RESIDENTS in a sleepy East Renfrewshire village have been told they could have noisy planes overhead every few minutes if new flightpath plans go ahead.

Uplawmoor families were informed by Glasgow Airport bosses last week that proposed changes could see as many as 70 per cent of flights travelling over the area after leaving the Paisley terminal.

Compounding this is the knowledge that noise levels would be comparable to standing next to vehicles travelling at 50 miles per hour on a dual carriageway.

Community councillor Rob Williams said: “It’s really disappointing that, despite the airport’s own design documents calling out the damage that would be done to Uplawmoor, they made no attempt to talk to us until we requested a workshop.

“We’re now left with only three weeks of the consultation period to spread the word, raise funds and get legal support.

“We’re not a big village and many of the houses and community buildings are old and poorly insulated.

“I don’t know how the primary school is going to cope when every few minutes it’s going to be impossible to talk because of the noise.”

Under current proposals, Uplawmoor residents will see around one flight take off over their homes every four minutes during the peak summer months of May to September.
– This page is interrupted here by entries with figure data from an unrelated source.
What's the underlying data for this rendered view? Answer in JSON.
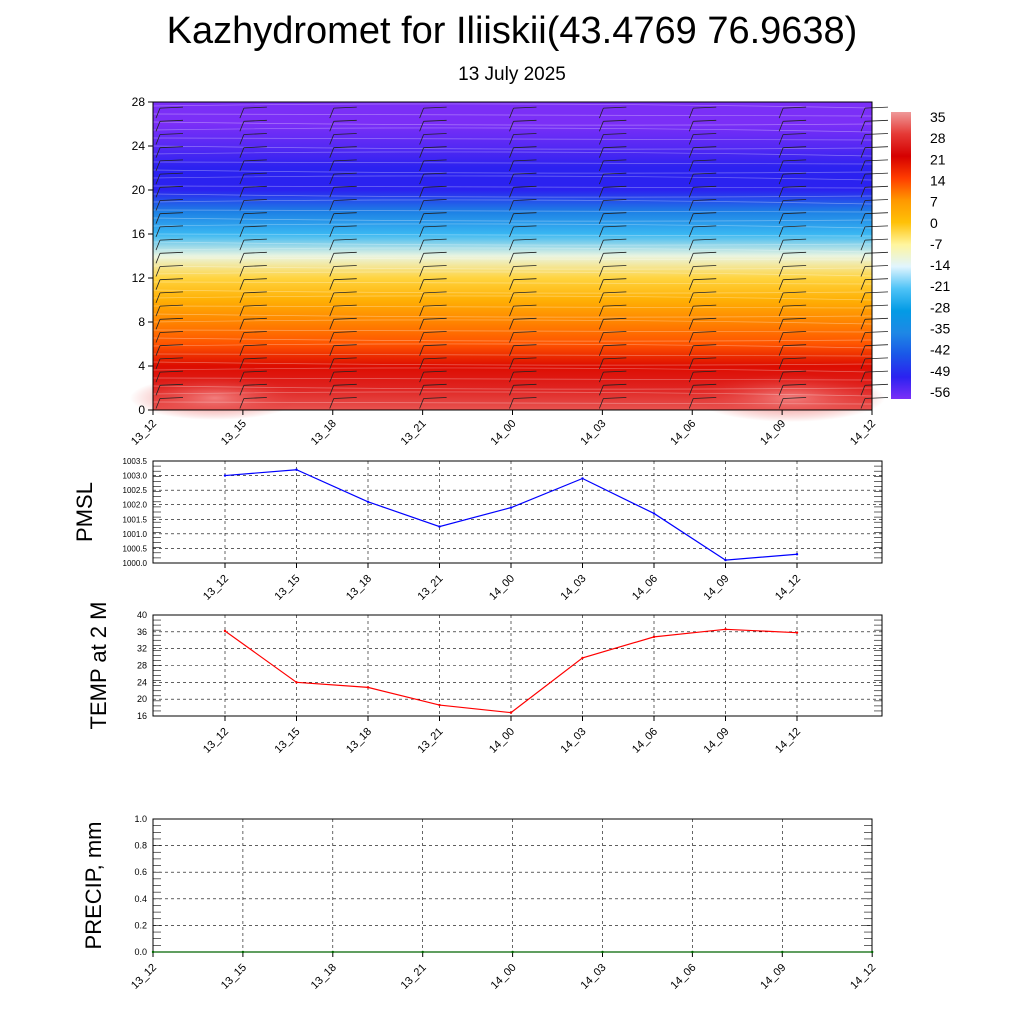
{
  "header": {
    "title": "Kazhydromet for Iliiskii(43.4769 76.9638)",
    "subtitle": "13 July 2025"
  },
  "colorbar": {
    "labels": [
      "35",
      "28",
      "21",
      "14",
      "7",
      "0",
      "-7",
      "-14",
      "-21",
      "-28",
      "-35",
      "-42",
      "-49",
      "-56"
    ],
    "colors": [
      "#ef9a9a",
      "#e53935",
      "#d50000",
      "#ff3d00",
      "#ff9800",
      "#ffc107",
      "#fff59d",
      "#e1f5fe",
      "#4fc3f7",
      "#039be5",
      "#1e88e5",
      "#1a56e8",
      "#2b22f0",
      "#7b2ff7"
    ]
  },
  "chart_data": [
    {
      "type": "heatmap",
      "name": "",
      "x_tick_labels": [
        "13_12",
        "13_15",
        "13_18",
        "13_21",
        "14_00",
        "14_03",
        "14_06",
        "14_09",
        "14_12"
      ],
      "y_tick_labels": [
        "0",
        "4",
        "8",
        "12",
        "16",
        "20",
        "24",
        "28"
      ],
      "ylim": [
        0,
        28
      ],
      "zlim": [
        -56,
        35
      ],
      "profile_levels": [
        0,
        2,
        4,
        6,
        8,
        10,
        12,
        14,
        16,
        18,
        20,
        22,
        24,
        26,
        28
      ],
      "profile_values": [
        33,
        28,
        22,
        14,
        10,
        4,
        -2,
        -12,
        -24,
        -38,
        -52,
        -52,
        -56,
        -60,
        -62
      ]
    },
    {
      "type": "line",
      "ylabel": "PMSL",
      "ylim": [
        1000.0,
        1003.5
      ],
      "y_tick_labels": [
        "1000.0",
        "1000.5",
        "1001.0",
        "1001.5",
        "1002.0",
        "1002.5",
        "1003.0",
        "1003.5"
      ],
      "x_tick_labels": [
        "13_12",
        "13_15",
        "13_18",
        "13_21",
        "14_00",
        "14_03",
        "14_06",
        "14_09",
        "14_12"
      ],
      "color": "#0000ff",
      "values": [
        1003.0,
        1003.2,
        1002.1,
        1001.25,
        1001.9,
        1002.9,
        1001.7,
        1000.1,
        1000.3
      ]
    },
    {
      "type": "line",
      "ylabel": "TEMP at 2 M",
      "ylim": [
        16,
        40
      ],
      "y_tick_labels": [
        "16",
        "20",
        "24",
        "28",
        "32",
        "36",
        "40"
      ],
      "x_tick_labels": [
        "13_12",
        "13_15",
        "13_18",
        "13_21",
        "14_00",
        "14_03",
        "14_06",
        "14_09",
        "14_12"
      ],
      "color": "#ff0000",
      "values": [
        36.2,
        24.0,
        22.8,
        18.6,
        16.8,
        29.8,
        34.8,
        36.6,
        35.8
      ]
    },
    {
      "type": "line",
      "ylabel": "PRECIP, mm",
      "ylim": [
        0,
        1
      ],
      "y_tick_labels": [
        "0.0",
        "0.2",
        "0.4",
        "0.6",
        "0.8",
        "1.0"
      ],
      "x_tick_labels": [
        "13_12",
        "13_15",
        "13_18",
        "13_21",
        "14_00",
        "14_03",
        "14_06",
        "14_09",
        "14_12"
      ],
      "color": "#006400",
      "values": [
        0,
        0,
        0,
        0,
        0,
        0,
        0,
        0,
        0
      ]
    }
  ]
}
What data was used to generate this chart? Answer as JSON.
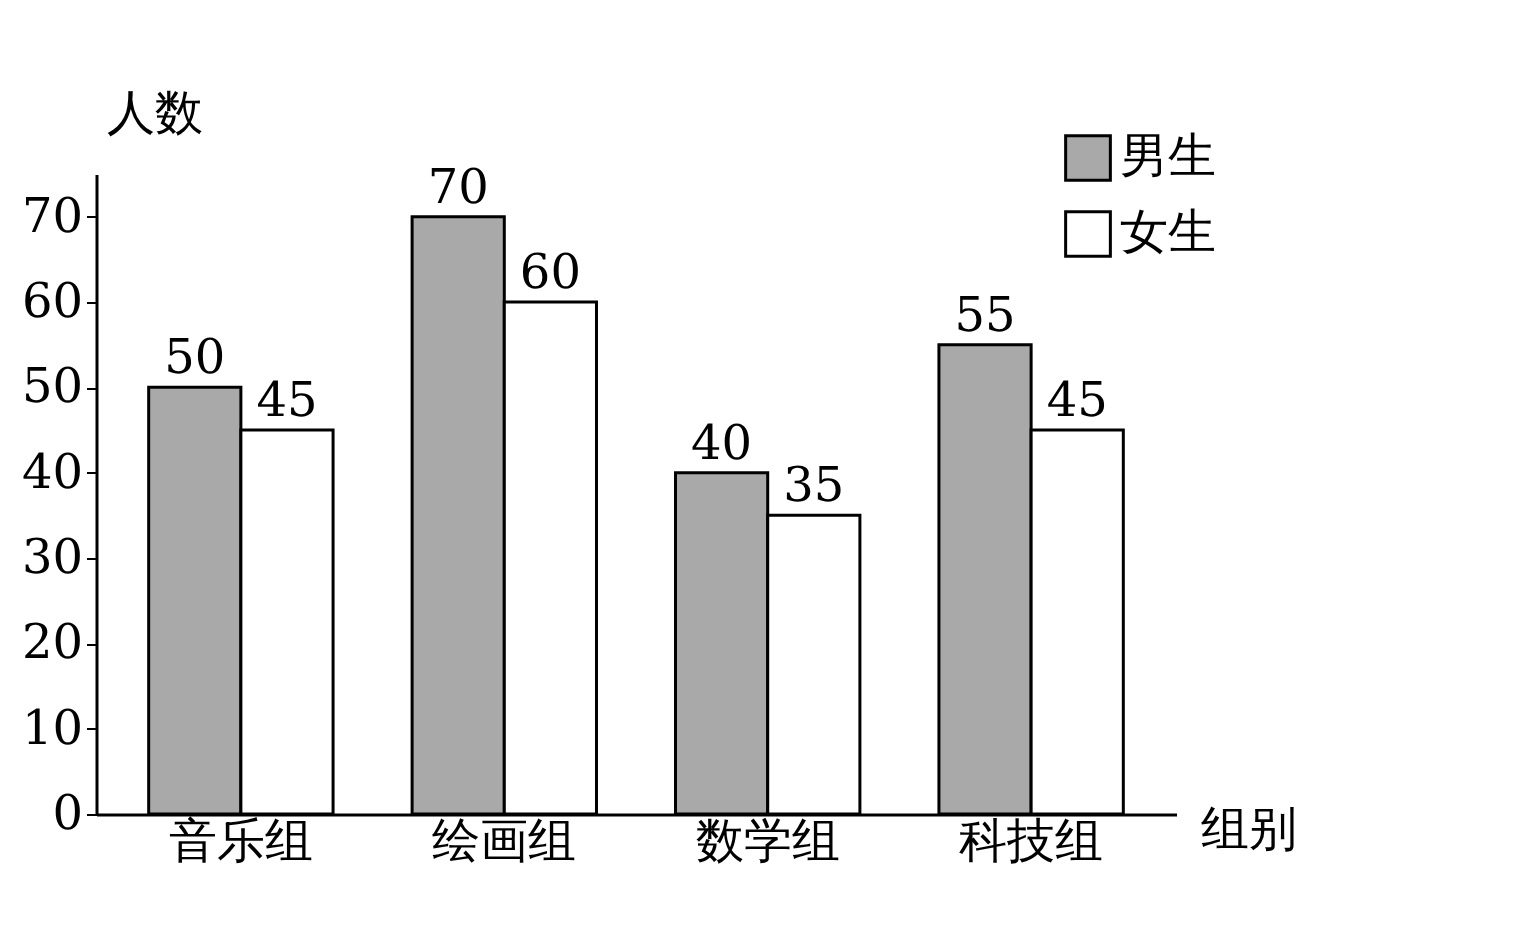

John O’Donnell is among the local residents who have been left fuming.

He said: “The entire proposal to get aircraft heading south and onto their destination as fast as possible takes no regard for the health, welfare and quality of life of an entire population of a small rural village.”

Tom Arthur, MSP for Renfrewshire South, has written to residents, asking them to take part in a survey to allow him to provide feedback to airport management, as well as encouraging them to make their own submissions.

Mr Arthur said: “While I agree with residents who do not object to the proposals’ overall aims to reduce the environmental impact, cognisance must be made of the impact this will have on this specific area.

“It is vitally important that all possible solutions are explored and people are given the opportunity to engage in the process.”

Further meetings between residents, politicians and airport management are due to be held before the consultation process is complete.

A spokesman for Glasgow Airport said: “Last week’s meeting was an important part of our airspace change consultation and we welcomed the opportunity to hear the views of all those who attended.

“It is important to stress that what we have put forward are only proposals. We can only make changes to the departure flight paths once we have considered the views of all those who respond directly to the consultation.

“Those views will then be presented to our regulator, the Civil Aviation Authority, who will ultimately make the decision on whether or not we can proceed.”